Trinity College, Cambridge, is seeking to appoint an exceptional scholar to research and document the history of the College’s connections to enslavement. The research goal of the post is to produce and publish research documenting and analysing the College’s links to enslaved people and its economic connections with the exploitation of enslaved labour. A further goal of the post is to provide teaching in broadly related areas of history for undergraduates at the University of Cambridge.
The successful candidate will accordingly be a historian who is able to demonstrate their capacity to pursue and to publish high quality research into all relevant archival, printed, material, and visual sources from the seventeenth to the nineteenth centuries, both within and beyond Trinity’s own archives. In respect of their teaching they will be able to offer effective undergraduate supervision in British, and/or Caribbean and North American, and/or World history from the eighteenth century onwards. Overall, the College seeks to appoint a candidate who through their publications and their teaching will illuminate our understanding of the past and thereby contribute to contemporary discussion and debate.
The post will be open to early career researchers who will be in possession of a PhD by the start date of 1 October 2023. It is tenable for four years.
The salary for the post is set at £51,917 per annum. The postholder will become a Fellow of the College. They will be expected to dedicate part of their time to teaching (6 hours per week during the 20 weeks of the undergraduate year) as well as helping with assessing candidates for undergraduate admission and directing the studies of current undergraduates.

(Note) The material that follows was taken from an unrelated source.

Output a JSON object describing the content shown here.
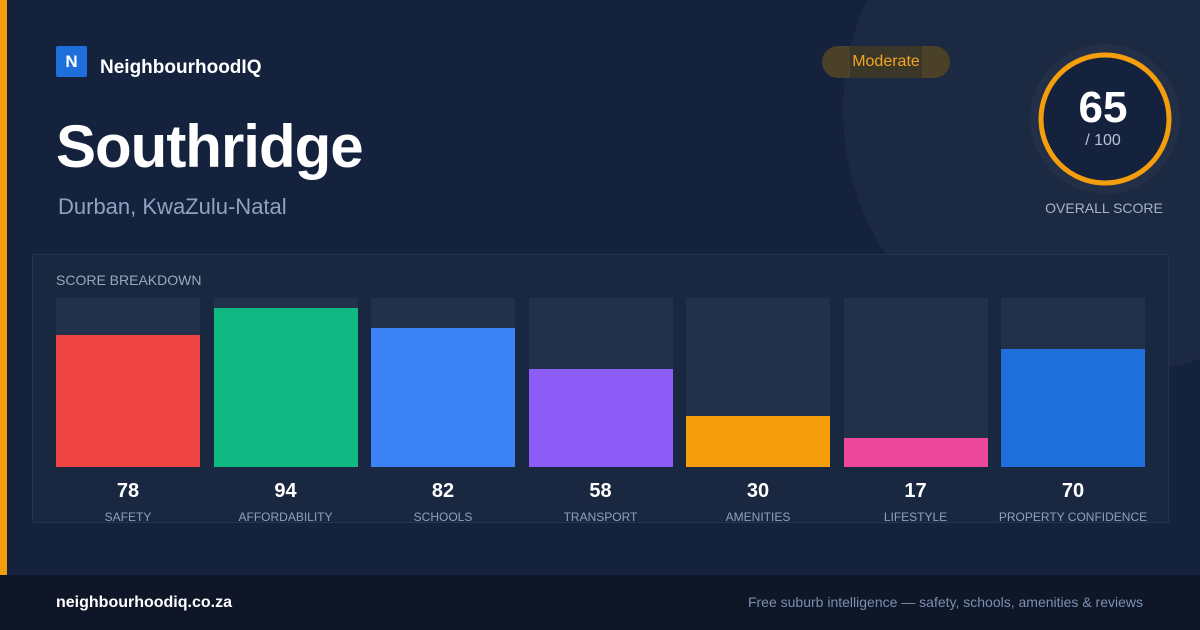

The postholder will be offered a residential set of rooms in the College free of rent (if available and subject to certain conditions); otherwise, a housing allowance of up to £4,200 per annum; free meals at the High Table; access to funds for the support of research and attendance at conferences; and use of all the College’s facilities.
Applicants should submit:
- a covering letter;
- a curriculum vitae, including a statement of qualifications, a publications list and teaching experience, if applicable;
- a published article or chapter from a PhD demonstrating expertise in the kind of research that may be pertinent to the post (this work need not be specifically related to the history of enslavement);
- the names of three referees (at least one outside of Cambridge) who should be asked to submit references by the closing date.